Si hay algo que destacar en el estreno de Lulú es justamente eso. Que después de 81 años de que Alban Berg la hiciera pública por primera vez, recién ahora esta ópera, un referente del siglo XX, pisara el escenario chileno.

Si bien no fue una de las mejores producciones del Municipal de Santiago, el poder enfrentar una obra dodecafónica, que marcó una época ya convulsiva y vertiginosamente cambiante, permite ampliar el espectro lírico y que la audiencia conozca nuevos títulos.

Lulú echa manos de métodos musicales novedosos en su época, de una trama provocativa y de intrincadas visiones del ser humano. Basada en las obras La caja de Pandora y El espíritu de la tierra, de Franz Wedekind, Berg configuró una pieza dodecafónica asfixiante, donde aflora la naturaleza más primitiva del hombre, con una protagonista -tal como se señala en el prólogo- asociada a la serpiente, pero también víctima del macho. Y en ambos sentidos, la violencia de la partitura, con momentos líricos de cierta forma tradicionales, está estrechamente ligada a la carga dramática del libreto, pleno de intensidad, erotismo, sexualidad y tragedia.

Es una obra perturbadora que traspasa la sala y que requiere de potentes actores.

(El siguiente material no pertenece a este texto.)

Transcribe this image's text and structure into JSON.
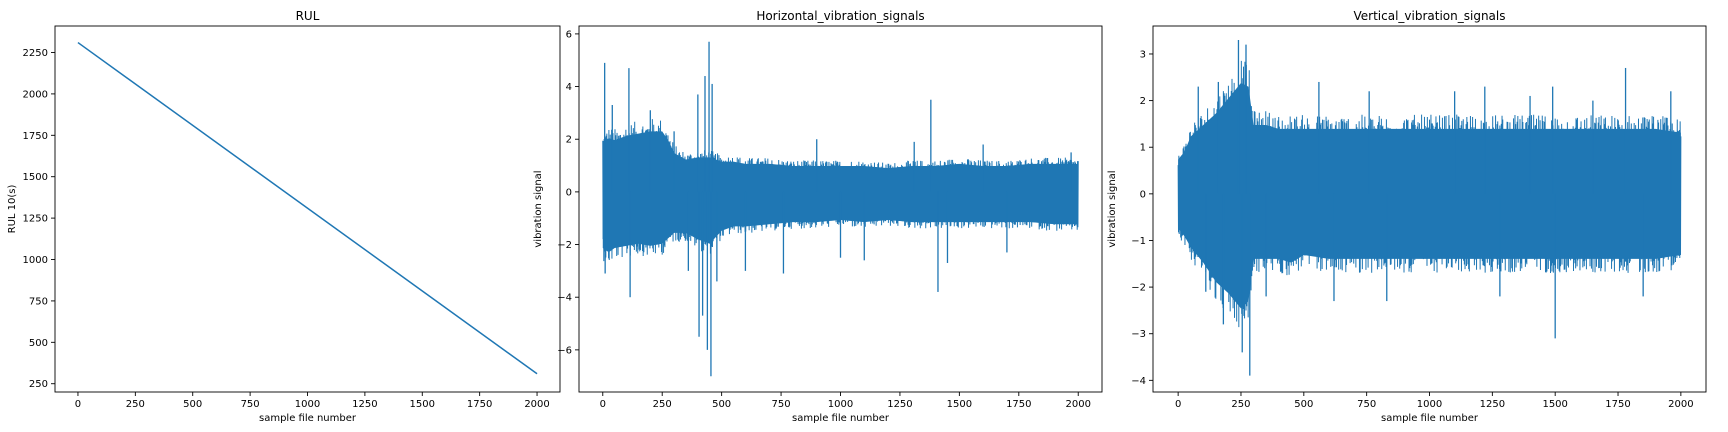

Por ende, la puesta debe casi rayar en lo impúdico. La directora de escena Mariame Clément, sin embargo, acudió a una idea convencional, en la que la magnitud dramática de los personajes, con un espíritu animal, no se vio reflejado -tampoco ayudaron los cantantes- transformándolos en seres uniformes y monótonos. Un intento de provocación fue el incorporar en un par de escenas el polémico cuadro El origen del mundo, de Gustave Courbet, que muestra la zona genital de una fémina en todo su esplendor, que aquí se justificó como un manifiesto de la mirada masculina hacia la mujer y un reflejo de la exaltación de la sexualidad de Lulú; pero ni eso sorprendió como tampoco lo hizo, a manos de ella, la muy breve masturbación. Sí fue apropiado concebir la pieza como teatro dentro del teatro. Un aspecto que fue bien remarcado por la escenografía de Julia Hansen -también a cargo del atractivo vestuario- y que, salvo en la última escena, estampó la misma sala del Municipal en el fondo mientras se sucedieron vistas circenses y de espectáculos de variedades, con atinadas coreografías de Mathieu Guilhaumon. Pero volvemos a lo mismo, si no hay intérpretes de acabada actuación, las pretensiones se disipan y derrumban.

La música de Berg sumerge en el devenir dramático, explotando distintas formas y estilos, donde la compleja y exaltada partitura, entrelaza lo tonal y atonal, donde surge una suerte de leitmotiv a través de distintas series instrumentales y patrones rítmicos. El director Pedro-Pablo Prudencio acometió la difícil tarea con una rigurosa labor. Y si bien se centró más en la severidad formal que en la calidez, consiguió crear determinadas atmósferas, vincular instrumentos de viento y percusión a los personajes y plasmar los aspectos musicales cinematográficos que ésta contiene.

Pero la voz es también aquí concluyente. Lauren Snouffer, creíble físicamente, es una soprano ligera que tiene la capacidad de abordar toda la tesitura que se le exige, de emitir agudos penetrantes, pero no expone a su Lulú en su enorme dimensión, no es letal ni irresistible, no es sexual ni emotiva, y le resta toda fuerza dramática. Stefan Heidemann (Dr. Schön/Jack el destripador) es un barítono de pocos matices pero cumple; Michaela Selinger tuvo su mejor momento como la Condesa Geschwitz en el emotivo final, pero no es la mezzo dramática que se requiere; Benjamin Bruns se desenvolvió mejor como actor y junto a su agradable timbre tenoril, aunque sin ser heroíco (Berg se inspiró en el primer acto del Tannhäuser de Wagner), logró un Alwa acabado. Más solvente y de imponente material vocal fue Jens Larsen como Schigolch. El resto del elenco se afiató bien a la compleja obra.